Historians attribute Bill Clinton’s successful run for the White House to “soccer moms.” Today, these mothers of influence can be found online on Facebook, Pinterest and Instagram. With mothers numbering over 82 million in the U.S., it’s no surprise that both Ann Romney and Michelle Obama made an effort to appeal to voting mothers during their national convention speeches. We recently polled over 1,000 mom influencers about their thoughts on the election, candidates and issues.

Social Media Moms

How often do moms discuss the election, candidates or political issues with other moms? More importantly, where and how are the conversations taking place? While traditional media remain a top choice as a source of information, Facebook and social media are the top choices for discussing politics and sharing opinions. The survey responses point to the increasing influence of social media on moms who love to communicate with each other.

  • Moms mainly communicate via Facebook; an overwhelming 56% of moms ranked Facebook as the top choice, followed by blogs at 30% and Twitter at 25%.
  • Forty-six percent of moms say they talk about politics on the phone, with another 44% of moms saying they talk politics at offline events, such as children’s birthday parties, sporting events and other group activities.
  • Almost 41% of moms “Like” a candidate or political organization on Facebook.
  • Most moms talk politics with their peers on a weekly basis (41%).
  • To educate themselves on candidates and issues, moms like television over other media outlets. Over 74% of moms surveyed rely on television, followed by newspapers (66%) and online forums/websites (56%) as sources of information.
  • More than 61% of moms responded yes when asked if they encourage another person to get involved or educate themselves on the issues of the November election

Issues Important to Moms

Whether on Facebook or on the playground, Moms have specific issues that resonate with them when deciding who gets their votes. Not surprisingly, the majority of moms – 53% – responded that once they have children, they start paying more attention to issues that affect their families.

  • Ranking issues that resonate with moms, education and health care tie for the top spot. Almost 45% of moms rank each as their most important issue
  • Jobs rank a close second with 43% with women’s health issues at 37%
  • The choice of running mate ranks higher in importance (4 out of 5) than the choice of First Lady (3 out of 5)
  • Close to 58% of moms appreciated the references that Ann Romney and Michelle Obama made to their roles as mothers during their convention speeches

For Better or Worse

What do Moms think about current politics, their personal situation and the future?

  • In the current administration, moms ranked gay marriage and health care as the top areas of improvement.
  • A majority of survey respondents ranked “jobs” as the area needing the most improvement during the next administration.
  • When asked about the last four years, 19% of moms responded that they are faring better, 37% about the same and 44% worse for their families.

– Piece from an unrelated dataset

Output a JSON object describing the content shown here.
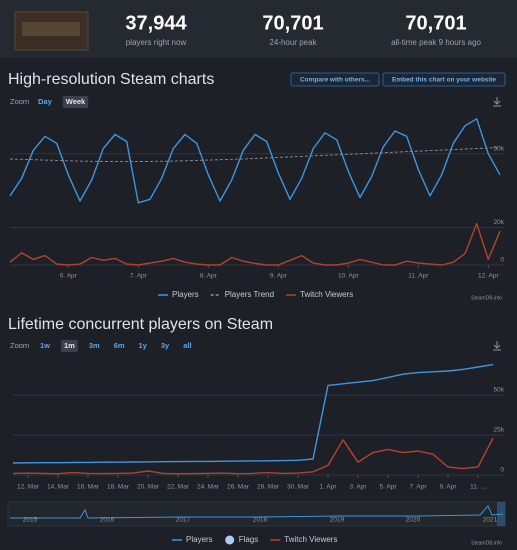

With an almost even split of Democrat and Republican moms (31% each), 20% Independent and 18% swing voters who vote across party lines, most moms already know their November choice. Over 88% of moms surveyed intend to vote in the election, with 74% indicating that they have decided who will receive their vote.

And, finally, on the lighter side of the issues, the attire of Michelle Obama and Ann Romney became the much-talked-about topic after the convention speeches. Just over 52% of moms would choose to wear Obama’s dress and 48% would wear Romney’s dress. Almost 37% of moms relate more to Michelle Obama, while 22% relate to Ann Romney.

No one can accurately predict the outcome of November’s election however one thing is for sure, U.S. moms will play a major part in who wins the campaign.